Ramadhan dan Pendidikan AdabTa'dib

Kuliah Ramadhan Hari 01: Taqwa dan Adab

Ta'dib: Ramadhan dan Pendidikan Adab

Oleh: Dr. Wido Supraha, M.Si. (Direktur Institut Adab Insan Mulia | Founder Sekolah Adab)

Ramadhan adalah bulan yang penuh keberkahan (syahrul mubarak). Sebagaimana kata ‘berkah’ yang bermakna bertambahnya kebaikan (ziyadatul khair), maka segala fasilitas yang Allah sediakan di bulan Ramadhan sejatinya akan mendorong orang-orang beriman untuk semakin meningkatkan kebaikan yang telah ia lakukan dan mendorong lahirnya variasi kebaikan baru dari dirinya.

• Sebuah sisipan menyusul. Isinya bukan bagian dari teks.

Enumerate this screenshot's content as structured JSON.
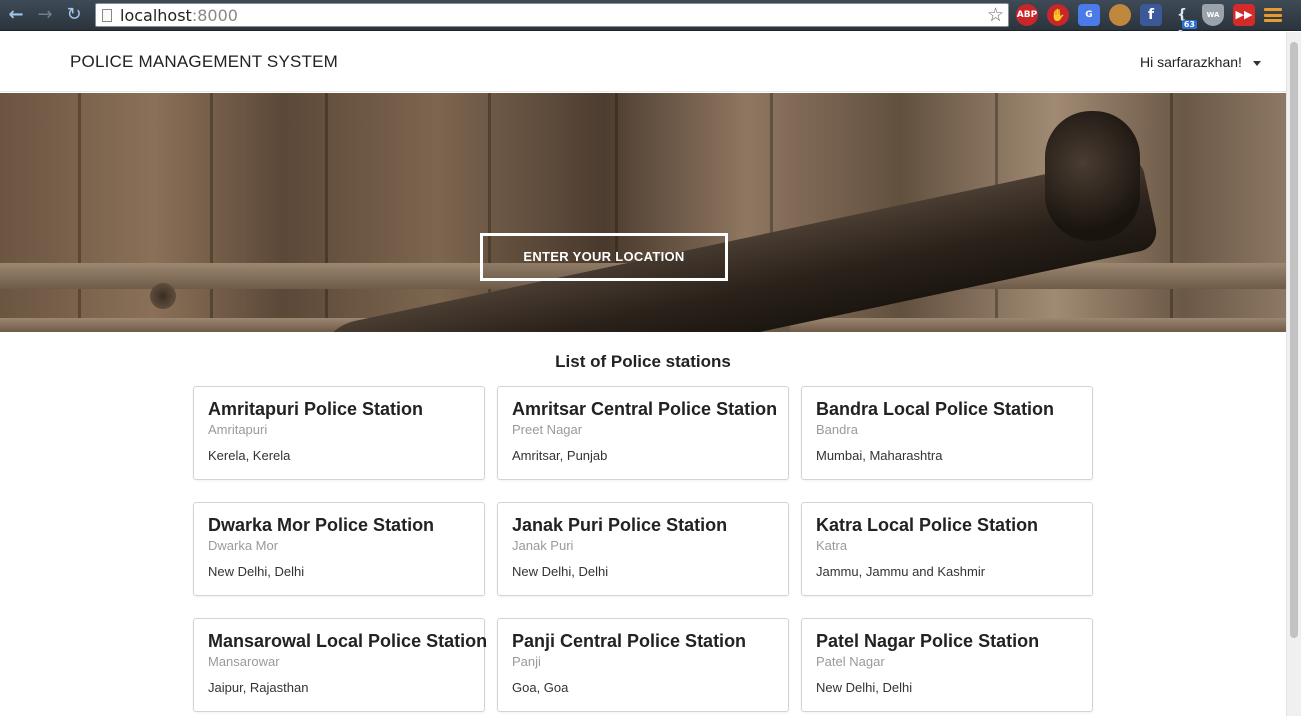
{
  "browser": {
    "url_host": "localhost",
    "url_port": ":8000",
    "extensions": [
      {
        "name": "abp-icon",
        "label": "ABP"
      },
      {
        "name": "stop-icon",
        "label": "✋"
      },
      {
        "name": "translate-icon",
        "label": "G"
      },
      {
        "name": "cookie-icon",
        "label": ""
      },
      {
        "name": "facebook-icon",
        "label": "f"
      },
      {
        "name": "brackets-icon",
        "label": "{ }",
        "badge": "63"
      },
      {
        "name": "shield-icon",
        "label": "WA"
      },
      {
        "name": "fast-forward-icon",
        "label": "▶▶"
      }
    ]
  },
  "navbar": {
    "brand": "POLICE MANAGEMENT SYSTEM",
    "user_greeting": "Hi sarfarazkhan!"
  },
  "hero": {
    "button_label": "ENTER YOUR LOCATION"
  },
  "stations": {
    "heading": "List of Police stations",
    "items": [
      {
        "name": "Amritapuri Police Station",
        "area": "Amritapuri",
        "location": "Kerela, Kerela"
      },
      {
        "name": "Amritsar Central Police Station",
        "area": "Preet Nagar",
        "location": "Amritsar, Punjab"
      },
      {
        "name": "Bandra Local Police Station",
        "area": "Bandra",
        "location": "Mumbai, Maharashtra"
      },
      {
        "name": "Dwarka Mor Police Station",
        "area": "Dwarka Mor",
        "location": "New Delhi, Delhi"
      },
      {
        "name": "Janak Puri Police Station",
        "area": "Janak Puri",
        "location": "New Delhi, Delhi"
      },
      {
        "name": "Katra Local Police Station",
        "area": "Katra",
        "location": "Jammu, Jammu and Kashmir"
      },
      {
        "name": "Mansarowal Local Police Station",
        "area": "Mansarowar",
        "location": "Jaipur, Rajasthan"
      },
      {
        "name": "Panji Central Police Station",
        "area": "Panji",
        "location": "Goa, Goa"
      },
      {
        "name": "Patel Nagar Police Station",
        "area": "Patel Nagar",
        "location": "New Delhi, Delhi"
      }
    ]
  }
}
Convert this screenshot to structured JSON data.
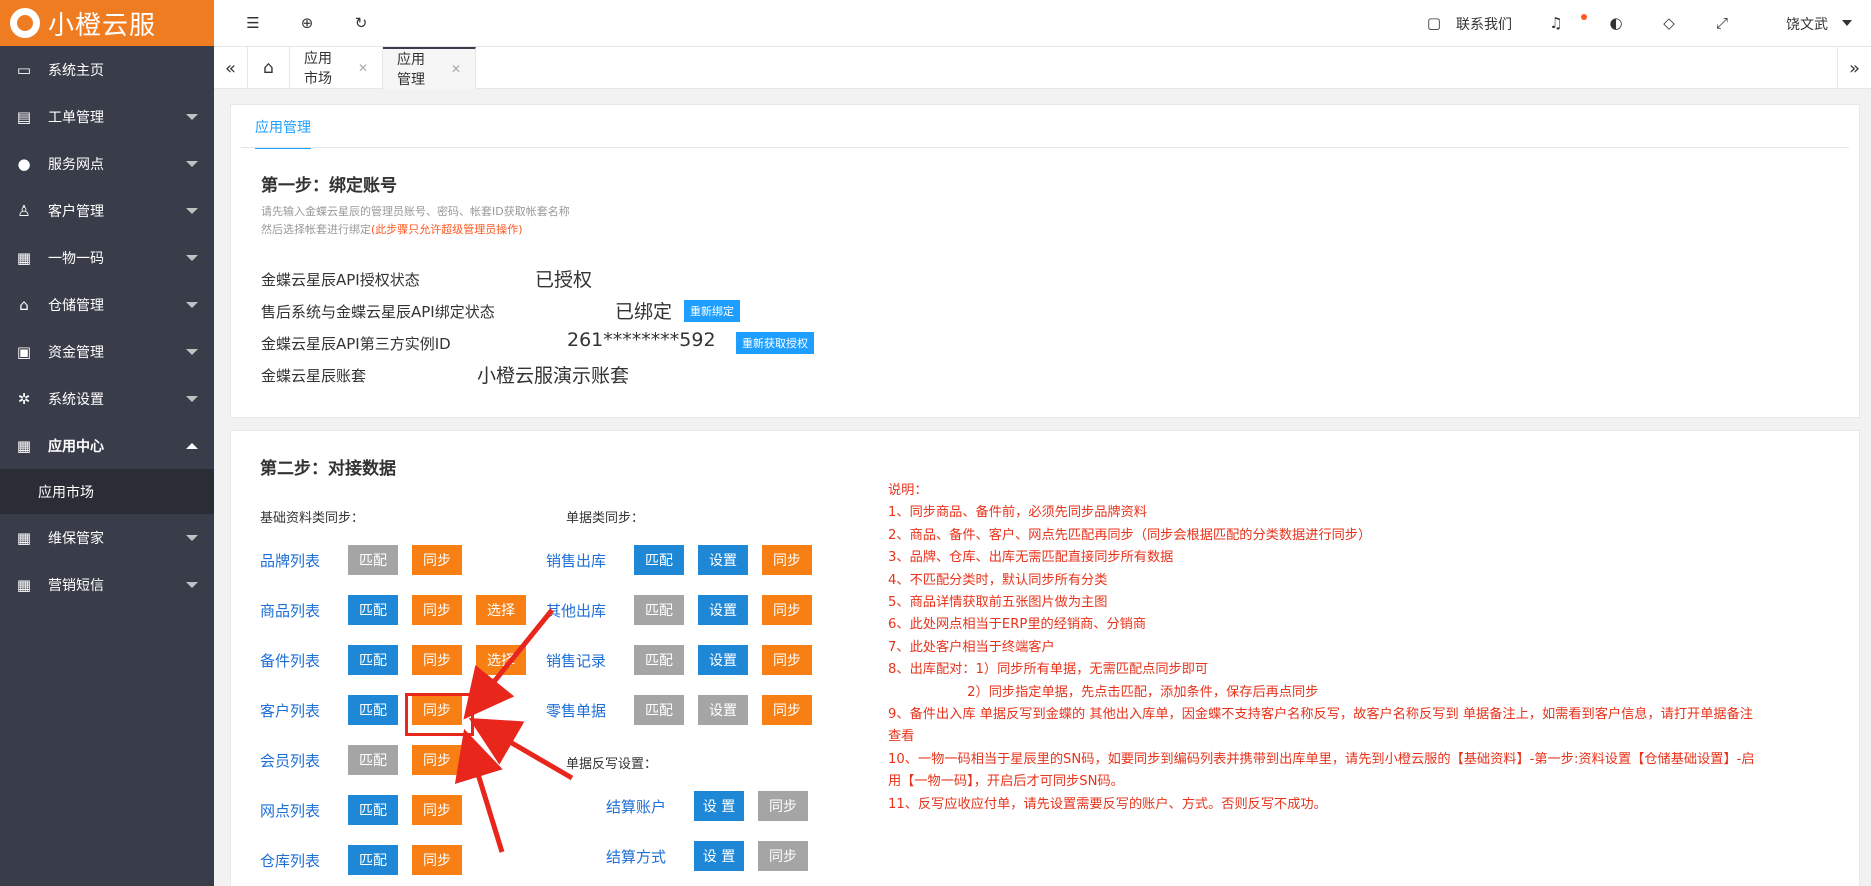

Ramadhan membiasakan orang-orang beriman untuk memiliki cita-cita yang tinggi, dan menyusun rencana yang matang, bertahap dan sistematis untuk mencapainya. Tingginya cita-cita tersebut membutuhkan kesadaran penuh, kesabaran ekstra, dan kedisiplinan tinggi untuk melewati setiap tahapannya, bahkan dengan jiwa yang penuh diliputi kebahagiaan. Allah SWT berfirman dalam surat Al-Baqarah [2] ayat 183:

يَا أَيُّهَا الَّذِينَ آَمَنُوا كُتِبَ عَلَيْكُمُ الصِّيَامُ كَمَا كُتِبَ عَلَى الَّذِينَ مِنْ قَبْلِكُمْ لَعَلَّكُمْ تَتَّقُونَ

Hai orang-orang yang beriman, diwajibkan atas kamu berpuasa sebagaimana diwajibkan atas orang-orang sebelum kamu agar kamu bertakwa.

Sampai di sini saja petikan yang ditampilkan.